The lasagna is assembled in a large rectangular baking dish by layering cooked lasagna noodles, marinara, fresh ricotta cheese, a little egg, meatballs which have been lightly crushed, mozzarella and of course Parmesan and Pecorino cheeses. Served with a nice salad, some of my The Ultimate Garlic Bread
and a nice Sangiovese or Chianti wine. This is a meal that ALL will enjoy! And because you make it in stages beforehand, you're not exhausted by the process and you'll be able to enjoy your get-together as much as your guests!
Preparation time: 40 minutesCooking time: 35 minutes
8 cups Basic Marinara Sauce
12 to 15 Italian-American Meatballs-Romantic Table Style
12 Lasagna noodles , cooked as directed on the package, then rinsed in cold water
1 pound Ricotta cheese
2 Large Eggs , slightly beaten
1 cup Italian parsley chopped
1 cup Parmesan cheese , grated
1 lb ounces Mozzarella
1 In a large pot of salted boiling water, cook the lasagna noodles according to directions. You will want the noodles slightly more al-dante than usual. When the pasta is done, drain and place the cooked noodles in cold water until ready to use. This will prevent them from sticking together. As you use the noodles, remove them from the water and pat them dry.
2 While the pasta is cooking, mix the ricotta, chopped parsley, beaten egg and 3/4 of the Parmesan cheese. Roughly crush the meatballs into small pieces. If you are going to bake the lasagna right away, you can begin to heat up the marinara sauce a bit and preheat your oven to 350F.

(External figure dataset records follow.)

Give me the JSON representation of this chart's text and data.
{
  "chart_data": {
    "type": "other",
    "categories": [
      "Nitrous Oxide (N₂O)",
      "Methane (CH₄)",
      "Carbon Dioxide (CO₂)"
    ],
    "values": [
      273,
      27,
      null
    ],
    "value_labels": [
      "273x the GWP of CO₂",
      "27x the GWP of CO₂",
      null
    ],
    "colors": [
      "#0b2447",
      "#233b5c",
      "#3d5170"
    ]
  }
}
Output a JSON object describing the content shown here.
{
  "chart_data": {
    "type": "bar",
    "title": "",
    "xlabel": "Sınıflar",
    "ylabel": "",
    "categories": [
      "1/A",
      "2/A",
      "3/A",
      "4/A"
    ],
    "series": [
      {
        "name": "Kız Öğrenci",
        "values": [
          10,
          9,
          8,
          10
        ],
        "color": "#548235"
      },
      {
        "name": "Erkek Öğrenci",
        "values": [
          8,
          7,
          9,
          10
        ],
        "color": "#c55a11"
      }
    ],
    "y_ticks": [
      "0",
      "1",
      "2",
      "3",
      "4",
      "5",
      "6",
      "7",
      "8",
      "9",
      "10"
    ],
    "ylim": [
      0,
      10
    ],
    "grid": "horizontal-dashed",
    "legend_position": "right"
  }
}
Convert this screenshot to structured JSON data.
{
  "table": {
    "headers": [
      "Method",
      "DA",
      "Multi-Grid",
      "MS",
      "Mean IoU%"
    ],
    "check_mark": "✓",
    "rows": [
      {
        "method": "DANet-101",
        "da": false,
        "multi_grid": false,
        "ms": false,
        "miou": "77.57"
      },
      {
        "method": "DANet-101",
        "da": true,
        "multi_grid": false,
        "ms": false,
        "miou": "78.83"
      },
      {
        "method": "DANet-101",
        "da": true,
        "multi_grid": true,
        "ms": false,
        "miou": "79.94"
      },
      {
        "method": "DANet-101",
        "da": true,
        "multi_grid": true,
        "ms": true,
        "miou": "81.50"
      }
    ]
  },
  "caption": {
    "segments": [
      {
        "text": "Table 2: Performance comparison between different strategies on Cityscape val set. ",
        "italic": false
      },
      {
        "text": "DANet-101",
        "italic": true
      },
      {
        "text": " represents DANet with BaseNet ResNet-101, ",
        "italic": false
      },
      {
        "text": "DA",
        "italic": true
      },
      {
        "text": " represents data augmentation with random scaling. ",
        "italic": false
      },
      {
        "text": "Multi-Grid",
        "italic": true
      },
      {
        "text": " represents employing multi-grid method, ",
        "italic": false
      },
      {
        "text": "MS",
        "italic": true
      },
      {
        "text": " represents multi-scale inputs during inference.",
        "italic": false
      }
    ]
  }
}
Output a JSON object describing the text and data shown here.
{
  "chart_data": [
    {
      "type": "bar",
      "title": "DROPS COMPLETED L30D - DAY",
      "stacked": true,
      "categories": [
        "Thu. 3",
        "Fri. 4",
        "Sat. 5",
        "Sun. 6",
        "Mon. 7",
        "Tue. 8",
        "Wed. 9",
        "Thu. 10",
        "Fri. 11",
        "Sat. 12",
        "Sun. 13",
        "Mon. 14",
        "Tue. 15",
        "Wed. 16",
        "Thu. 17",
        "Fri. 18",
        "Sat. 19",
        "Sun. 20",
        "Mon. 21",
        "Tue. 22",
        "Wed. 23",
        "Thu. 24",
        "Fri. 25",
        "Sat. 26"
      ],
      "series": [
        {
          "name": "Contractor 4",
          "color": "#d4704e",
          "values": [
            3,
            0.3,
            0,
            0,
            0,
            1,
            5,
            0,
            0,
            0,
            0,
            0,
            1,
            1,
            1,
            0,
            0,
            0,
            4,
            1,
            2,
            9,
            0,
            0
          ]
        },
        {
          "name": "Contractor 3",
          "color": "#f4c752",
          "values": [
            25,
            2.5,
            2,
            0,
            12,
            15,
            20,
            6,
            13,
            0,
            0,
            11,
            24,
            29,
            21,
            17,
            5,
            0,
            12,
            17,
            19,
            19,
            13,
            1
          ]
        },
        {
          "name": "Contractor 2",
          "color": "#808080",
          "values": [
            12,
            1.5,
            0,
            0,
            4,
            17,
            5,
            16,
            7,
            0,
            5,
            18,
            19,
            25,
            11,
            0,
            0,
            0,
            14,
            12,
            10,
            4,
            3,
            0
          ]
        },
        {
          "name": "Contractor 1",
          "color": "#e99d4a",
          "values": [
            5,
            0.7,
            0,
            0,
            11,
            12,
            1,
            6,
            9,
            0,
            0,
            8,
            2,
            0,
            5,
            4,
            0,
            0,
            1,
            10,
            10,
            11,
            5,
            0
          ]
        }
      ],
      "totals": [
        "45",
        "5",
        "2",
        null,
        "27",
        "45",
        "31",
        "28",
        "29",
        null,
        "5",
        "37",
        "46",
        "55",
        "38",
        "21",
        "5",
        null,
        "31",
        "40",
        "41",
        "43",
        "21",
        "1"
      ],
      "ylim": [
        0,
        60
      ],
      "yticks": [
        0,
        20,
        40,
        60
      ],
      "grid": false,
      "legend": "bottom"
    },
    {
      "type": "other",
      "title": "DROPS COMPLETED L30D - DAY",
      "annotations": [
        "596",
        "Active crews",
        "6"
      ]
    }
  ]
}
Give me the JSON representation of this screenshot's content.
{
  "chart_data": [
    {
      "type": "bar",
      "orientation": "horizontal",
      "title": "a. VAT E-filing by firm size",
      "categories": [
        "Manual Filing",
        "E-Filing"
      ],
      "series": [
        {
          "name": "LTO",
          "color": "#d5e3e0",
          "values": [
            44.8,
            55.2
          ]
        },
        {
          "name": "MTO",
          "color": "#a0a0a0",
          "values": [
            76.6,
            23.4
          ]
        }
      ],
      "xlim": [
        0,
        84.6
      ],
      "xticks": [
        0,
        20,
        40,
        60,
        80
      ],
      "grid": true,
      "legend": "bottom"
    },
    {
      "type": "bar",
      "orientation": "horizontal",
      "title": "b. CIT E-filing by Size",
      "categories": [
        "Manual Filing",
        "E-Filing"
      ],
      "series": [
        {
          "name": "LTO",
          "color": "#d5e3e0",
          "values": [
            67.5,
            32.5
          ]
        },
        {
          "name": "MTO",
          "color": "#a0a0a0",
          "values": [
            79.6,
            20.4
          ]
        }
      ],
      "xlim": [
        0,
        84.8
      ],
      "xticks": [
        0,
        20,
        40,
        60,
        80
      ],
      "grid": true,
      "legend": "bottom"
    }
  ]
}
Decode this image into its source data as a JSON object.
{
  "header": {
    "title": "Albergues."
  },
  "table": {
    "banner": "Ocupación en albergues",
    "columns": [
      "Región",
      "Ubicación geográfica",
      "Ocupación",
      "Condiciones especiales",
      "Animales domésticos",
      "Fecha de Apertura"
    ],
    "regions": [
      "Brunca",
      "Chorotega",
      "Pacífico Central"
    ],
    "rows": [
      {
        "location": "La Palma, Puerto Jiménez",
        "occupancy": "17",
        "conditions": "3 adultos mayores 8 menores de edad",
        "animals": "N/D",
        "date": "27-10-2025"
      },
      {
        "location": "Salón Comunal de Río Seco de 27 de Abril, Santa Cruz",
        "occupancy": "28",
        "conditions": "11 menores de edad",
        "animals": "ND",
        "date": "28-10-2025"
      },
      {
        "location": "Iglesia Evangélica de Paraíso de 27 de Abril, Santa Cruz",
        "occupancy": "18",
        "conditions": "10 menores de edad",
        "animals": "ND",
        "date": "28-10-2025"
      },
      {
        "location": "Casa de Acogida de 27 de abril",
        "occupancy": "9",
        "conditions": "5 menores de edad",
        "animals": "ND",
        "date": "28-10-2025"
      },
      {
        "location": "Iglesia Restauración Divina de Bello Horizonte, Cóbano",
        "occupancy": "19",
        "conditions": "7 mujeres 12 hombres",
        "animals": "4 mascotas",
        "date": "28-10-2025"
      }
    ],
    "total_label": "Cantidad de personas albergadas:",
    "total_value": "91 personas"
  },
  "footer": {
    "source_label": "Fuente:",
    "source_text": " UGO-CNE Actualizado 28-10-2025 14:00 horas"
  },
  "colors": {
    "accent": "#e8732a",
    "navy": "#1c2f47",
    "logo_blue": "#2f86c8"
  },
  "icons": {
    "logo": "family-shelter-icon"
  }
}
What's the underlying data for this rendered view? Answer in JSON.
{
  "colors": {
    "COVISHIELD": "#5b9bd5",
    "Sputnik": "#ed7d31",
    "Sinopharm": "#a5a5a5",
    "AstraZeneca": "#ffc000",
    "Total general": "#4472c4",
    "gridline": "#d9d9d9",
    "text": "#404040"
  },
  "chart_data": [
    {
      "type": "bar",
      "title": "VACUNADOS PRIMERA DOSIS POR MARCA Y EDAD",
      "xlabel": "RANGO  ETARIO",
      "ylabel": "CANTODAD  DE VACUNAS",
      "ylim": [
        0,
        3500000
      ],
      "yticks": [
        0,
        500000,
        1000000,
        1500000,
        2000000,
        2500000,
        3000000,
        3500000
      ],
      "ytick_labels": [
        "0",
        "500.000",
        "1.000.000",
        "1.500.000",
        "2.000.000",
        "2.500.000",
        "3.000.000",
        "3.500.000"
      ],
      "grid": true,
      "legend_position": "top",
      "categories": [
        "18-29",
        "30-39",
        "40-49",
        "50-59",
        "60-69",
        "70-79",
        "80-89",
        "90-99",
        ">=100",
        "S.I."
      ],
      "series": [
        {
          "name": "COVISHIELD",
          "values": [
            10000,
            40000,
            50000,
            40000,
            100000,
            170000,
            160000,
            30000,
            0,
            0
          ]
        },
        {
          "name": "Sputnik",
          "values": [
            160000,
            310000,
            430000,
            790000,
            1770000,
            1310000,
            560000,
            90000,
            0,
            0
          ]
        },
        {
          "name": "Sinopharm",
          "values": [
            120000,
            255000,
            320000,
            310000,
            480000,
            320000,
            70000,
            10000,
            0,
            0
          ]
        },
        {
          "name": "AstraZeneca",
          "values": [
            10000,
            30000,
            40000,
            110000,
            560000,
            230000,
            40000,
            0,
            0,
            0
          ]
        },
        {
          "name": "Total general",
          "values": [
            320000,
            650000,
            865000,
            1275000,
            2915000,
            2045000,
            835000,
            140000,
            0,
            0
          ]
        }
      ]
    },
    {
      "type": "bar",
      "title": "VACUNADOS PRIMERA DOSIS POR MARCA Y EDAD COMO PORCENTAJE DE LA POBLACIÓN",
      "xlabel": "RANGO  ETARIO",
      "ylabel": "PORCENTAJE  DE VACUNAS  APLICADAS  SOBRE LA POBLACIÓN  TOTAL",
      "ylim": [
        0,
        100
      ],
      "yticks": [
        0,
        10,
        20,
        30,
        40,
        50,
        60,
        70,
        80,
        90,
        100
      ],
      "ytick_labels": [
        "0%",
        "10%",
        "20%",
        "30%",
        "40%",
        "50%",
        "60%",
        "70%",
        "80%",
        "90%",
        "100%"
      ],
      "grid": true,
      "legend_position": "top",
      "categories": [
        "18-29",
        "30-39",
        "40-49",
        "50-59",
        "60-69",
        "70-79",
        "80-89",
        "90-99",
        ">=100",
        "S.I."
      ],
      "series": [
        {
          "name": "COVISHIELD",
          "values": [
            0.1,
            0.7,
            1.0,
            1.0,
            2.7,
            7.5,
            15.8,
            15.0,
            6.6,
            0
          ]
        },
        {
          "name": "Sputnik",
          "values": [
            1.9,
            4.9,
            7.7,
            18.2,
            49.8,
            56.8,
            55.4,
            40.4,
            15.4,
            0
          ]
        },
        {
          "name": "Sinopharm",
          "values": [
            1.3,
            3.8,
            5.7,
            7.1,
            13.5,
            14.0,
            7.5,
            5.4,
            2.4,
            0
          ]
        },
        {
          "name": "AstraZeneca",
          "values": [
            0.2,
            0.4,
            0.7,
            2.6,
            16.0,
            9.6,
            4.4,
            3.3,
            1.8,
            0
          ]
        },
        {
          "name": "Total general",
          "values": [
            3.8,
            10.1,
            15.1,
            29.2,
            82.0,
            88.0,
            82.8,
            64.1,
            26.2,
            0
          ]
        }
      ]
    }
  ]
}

3 In a 9x13 baking pan, start the first layer with a half cup or so of marinara sauce. Next place a layer of pasta, slightly overlapping, completely covering the sauce. Depending upon the size of the noodles, it will take approximately 3. Next place 1/2 of the crushed meatball on top. Dot the layer with dollops of 1/2 of the ricotta cheese mixture. Cover with 1/3 of the sauce and sprinkle 1/3 of the mozzarella on top. Next, place a second layer of pasta, the remaining meatballs and ricotta, 1/3 of the sauce and sprinkle 1/3 of the mozzarella on top.
4 Finish with a third layer layer of pasta and the remaining sauce on top of that. Sprinkle the remaining mozzarella and Parmesan cheese on top. Stop at this point if you are not ready to cook and refrigerate until ready to bake.
5 Bake at 350F for 30 to 40 minutes or until the top is melted and bubbling. Remove from oven and wait 15 minutes to cool and set before serving.
Pair this recipe with a robust Sangiovese, Aglianico or Primitivo.